Monad tutorial, part 2
Building on the foundation of the Identity Decider from Part 1, I first introduce some notation to make a monadic computation look more like a `let`. Then I explain the Maybe monad and what it tells us about how monads are meant to be used. Finally, I show what the Sequence monad does as a teaser for Part 3.
March 10th, 2011 at 6:12 am
Thank you for posting these. It will help when I get to a later chapter in “7 languages in 7 weeks” (in about 6 months’ time…).
I have one remark: I don’t (yet) see why the final domonad example in this session used sequence-m instead of perhaps identity-decider. From the earlier explanation “take the result of a step, assign it do a variable, execute remaining steps” it seems that it indetity-decider would have worked.
What am I missing?
March 10th, 2011 at 6:13 am
…seems identity-decider would have worked.” Sorry.

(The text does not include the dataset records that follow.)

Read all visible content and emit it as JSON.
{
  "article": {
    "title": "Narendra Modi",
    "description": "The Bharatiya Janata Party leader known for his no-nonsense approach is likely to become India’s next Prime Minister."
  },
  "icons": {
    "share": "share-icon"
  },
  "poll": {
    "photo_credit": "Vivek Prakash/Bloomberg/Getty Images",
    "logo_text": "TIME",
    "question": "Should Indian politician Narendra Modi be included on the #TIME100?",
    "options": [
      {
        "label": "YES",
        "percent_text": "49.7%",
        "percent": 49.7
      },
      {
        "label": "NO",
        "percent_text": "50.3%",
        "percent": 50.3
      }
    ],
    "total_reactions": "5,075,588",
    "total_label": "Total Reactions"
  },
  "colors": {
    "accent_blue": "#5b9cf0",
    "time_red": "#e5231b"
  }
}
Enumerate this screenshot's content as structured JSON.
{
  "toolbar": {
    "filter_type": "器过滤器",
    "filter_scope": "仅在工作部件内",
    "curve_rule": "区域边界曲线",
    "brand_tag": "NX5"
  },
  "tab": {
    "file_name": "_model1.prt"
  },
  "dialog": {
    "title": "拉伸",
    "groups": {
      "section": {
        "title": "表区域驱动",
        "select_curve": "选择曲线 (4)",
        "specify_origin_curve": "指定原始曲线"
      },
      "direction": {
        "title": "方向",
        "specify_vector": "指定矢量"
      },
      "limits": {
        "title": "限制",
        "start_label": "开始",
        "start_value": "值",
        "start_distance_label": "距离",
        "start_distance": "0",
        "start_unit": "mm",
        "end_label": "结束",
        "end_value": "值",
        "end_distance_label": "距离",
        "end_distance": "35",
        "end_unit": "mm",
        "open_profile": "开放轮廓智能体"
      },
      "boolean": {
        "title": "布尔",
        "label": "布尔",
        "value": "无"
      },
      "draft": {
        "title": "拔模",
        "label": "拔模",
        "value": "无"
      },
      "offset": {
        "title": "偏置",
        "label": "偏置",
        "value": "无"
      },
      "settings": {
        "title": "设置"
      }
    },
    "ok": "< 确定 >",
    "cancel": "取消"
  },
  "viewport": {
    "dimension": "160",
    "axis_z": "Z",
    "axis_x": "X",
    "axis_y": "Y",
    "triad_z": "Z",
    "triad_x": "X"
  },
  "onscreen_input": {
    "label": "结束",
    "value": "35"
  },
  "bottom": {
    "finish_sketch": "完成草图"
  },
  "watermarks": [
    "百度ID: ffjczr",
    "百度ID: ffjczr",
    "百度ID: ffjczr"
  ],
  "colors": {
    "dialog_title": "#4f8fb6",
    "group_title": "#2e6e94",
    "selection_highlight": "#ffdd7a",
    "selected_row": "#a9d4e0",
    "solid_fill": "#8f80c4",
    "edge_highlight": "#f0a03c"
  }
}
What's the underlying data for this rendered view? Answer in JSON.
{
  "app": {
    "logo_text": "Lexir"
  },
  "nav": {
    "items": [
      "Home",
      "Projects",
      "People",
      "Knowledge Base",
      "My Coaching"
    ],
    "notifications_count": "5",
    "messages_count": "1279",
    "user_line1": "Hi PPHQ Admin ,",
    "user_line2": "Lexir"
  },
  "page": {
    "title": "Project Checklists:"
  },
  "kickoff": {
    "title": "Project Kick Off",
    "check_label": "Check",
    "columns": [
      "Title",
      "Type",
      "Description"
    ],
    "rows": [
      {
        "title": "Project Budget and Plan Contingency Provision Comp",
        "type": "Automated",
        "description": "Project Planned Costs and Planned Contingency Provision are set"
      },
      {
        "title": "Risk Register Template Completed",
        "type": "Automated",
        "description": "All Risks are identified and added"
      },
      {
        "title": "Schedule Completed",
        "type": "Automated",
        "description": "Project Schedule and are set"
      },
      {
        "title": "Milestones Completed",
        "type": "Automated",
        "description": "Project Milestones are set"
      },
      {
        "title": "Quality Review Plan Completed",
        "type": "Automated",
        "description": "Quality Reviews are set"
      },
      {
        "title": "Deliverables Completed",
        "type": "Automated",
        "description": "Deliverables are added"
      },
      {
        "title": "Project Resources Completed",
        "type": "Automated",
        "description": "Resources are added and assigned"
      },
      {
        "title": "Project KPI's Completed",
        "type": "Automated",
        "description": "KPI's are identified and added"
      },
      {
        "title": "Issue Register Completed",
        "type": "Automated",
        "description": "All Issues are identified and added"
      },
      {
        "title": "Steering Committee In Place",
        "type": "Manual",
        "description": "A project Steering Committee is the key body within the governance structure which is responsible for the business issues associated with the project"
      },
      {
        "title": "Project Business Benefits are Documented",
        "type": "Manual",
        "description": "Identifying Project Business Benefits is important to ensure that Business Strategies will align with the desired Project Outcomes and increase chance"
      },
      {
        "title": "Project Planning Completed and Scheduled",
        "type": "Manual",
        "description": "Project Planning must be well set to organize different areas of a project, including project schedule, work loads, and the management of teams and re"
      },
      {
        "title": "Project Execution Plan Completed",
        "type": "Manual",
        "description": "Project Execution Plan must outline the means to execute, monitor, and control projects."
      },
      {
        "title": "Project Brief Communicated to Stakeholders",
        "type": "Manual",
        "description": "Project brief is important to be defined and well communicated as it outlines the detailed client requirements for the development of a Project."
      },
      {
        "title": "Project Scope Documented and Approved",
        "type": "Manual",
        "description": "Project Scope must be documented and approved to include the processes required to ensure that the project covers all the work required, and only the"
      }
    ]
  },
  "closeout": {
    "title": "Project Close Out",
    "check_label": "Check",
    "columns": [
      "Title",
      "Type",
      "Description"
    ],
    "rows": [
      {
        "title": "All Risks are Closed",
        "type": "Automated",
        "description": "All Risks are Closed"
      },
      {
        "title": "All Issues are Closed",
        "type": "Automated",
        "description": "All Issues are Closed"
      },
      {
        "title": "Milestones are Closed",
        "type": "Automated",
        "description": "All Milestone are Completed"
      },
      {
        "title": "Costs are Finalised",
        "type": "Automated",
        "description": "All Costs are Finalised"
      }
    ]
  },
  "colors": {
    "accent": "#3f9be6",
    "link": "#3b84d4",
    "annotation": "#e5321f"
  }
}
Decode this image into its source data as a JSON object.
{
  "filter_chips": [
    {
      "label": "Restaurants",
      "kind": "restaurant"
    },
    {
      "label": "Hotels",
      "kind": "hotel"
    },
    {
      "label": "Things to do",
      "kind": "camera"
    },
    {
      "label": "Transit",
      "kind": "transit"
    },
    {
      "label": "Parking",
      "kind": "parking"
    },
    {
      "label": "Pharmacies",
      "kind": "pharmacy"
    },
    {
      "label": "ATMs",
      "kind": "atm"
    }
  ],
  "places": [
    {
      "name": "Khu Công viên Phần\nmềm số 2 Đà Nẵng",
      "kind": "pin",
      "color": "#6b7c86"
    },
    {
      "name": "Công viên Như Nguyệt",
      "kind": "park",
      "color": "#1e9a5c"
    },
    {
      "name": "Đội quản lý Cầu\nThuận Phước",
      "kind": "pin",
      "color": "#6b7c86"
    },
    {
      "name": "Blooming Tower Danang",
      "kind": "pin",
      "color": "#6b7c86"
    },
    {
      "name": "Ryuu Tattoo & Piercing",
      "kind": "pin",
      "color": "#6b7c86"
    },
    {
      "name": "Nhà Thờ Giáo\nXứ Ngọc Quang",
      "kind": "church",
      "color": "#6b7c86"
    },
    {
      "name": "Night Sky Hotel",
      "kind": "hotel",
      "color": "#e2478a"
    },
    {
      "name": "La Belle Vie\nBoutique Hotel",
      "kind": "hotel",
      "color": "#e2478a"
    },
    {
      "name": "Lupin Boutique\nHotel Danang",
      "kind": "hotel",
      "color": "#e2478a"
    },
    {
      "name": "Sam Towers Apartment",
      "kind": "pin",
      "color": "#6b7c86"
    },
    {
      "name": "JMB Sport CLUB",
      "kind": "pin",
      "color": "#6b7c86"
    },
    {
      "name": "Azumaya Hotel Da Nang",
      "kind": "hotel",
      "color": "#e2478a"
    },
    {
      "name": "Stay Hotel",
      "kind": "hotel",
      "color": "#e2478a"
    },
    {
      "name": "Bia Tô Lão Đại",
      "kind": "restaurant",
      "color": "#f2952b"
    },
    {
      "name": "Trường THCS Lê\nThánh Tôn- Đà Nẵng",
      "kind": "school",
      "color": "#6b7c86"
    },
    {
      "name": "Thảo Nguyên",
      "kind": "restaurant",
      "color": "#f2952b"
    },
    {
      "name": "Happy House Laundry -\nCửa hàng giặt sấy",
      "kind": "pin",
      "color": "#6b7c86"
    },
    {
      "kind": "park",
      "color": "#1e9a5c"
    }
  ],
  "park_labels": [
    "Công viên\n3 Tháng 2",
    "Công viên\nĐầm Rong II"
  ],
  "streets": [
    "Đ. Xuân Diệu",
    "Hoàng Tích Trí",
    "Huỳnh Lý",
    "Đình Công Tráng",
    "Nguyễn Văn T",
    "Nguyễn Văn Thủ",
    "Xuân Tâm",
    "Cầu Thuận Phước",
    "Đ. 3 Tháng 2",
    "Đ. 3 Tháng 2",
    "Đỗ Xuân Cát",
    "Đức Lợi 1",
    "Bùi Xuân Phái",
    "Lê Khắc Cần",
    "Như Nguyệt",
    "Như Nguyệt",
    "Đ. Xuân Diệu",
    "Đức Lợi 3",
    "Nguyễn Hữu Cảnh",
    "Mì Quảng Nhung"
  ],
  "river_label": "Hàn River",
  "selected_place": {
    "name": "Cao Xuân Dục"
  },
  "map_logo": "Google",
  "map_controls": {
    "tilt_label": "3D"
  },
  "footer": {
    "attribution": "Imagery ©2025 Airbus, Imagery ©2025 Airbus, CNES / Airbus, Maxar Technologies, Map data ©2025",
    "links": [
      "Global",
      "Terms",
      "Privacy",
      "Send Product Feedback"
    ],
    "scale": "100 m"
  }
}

March 10th, 2011 at 1:50 pm
Identity-decider would pass the whole list to the next step. Sequence-m passes each element separately (so many calls vs. one).
It’s called sequence-m because (as you’ll see), the sequence monad is composed of two functions: a decider function that looks like this:
(concat (map remaining-steps result-of-last-step))
… and a “patcher” function that’s needed to make that work. (I’ll say no more yet!)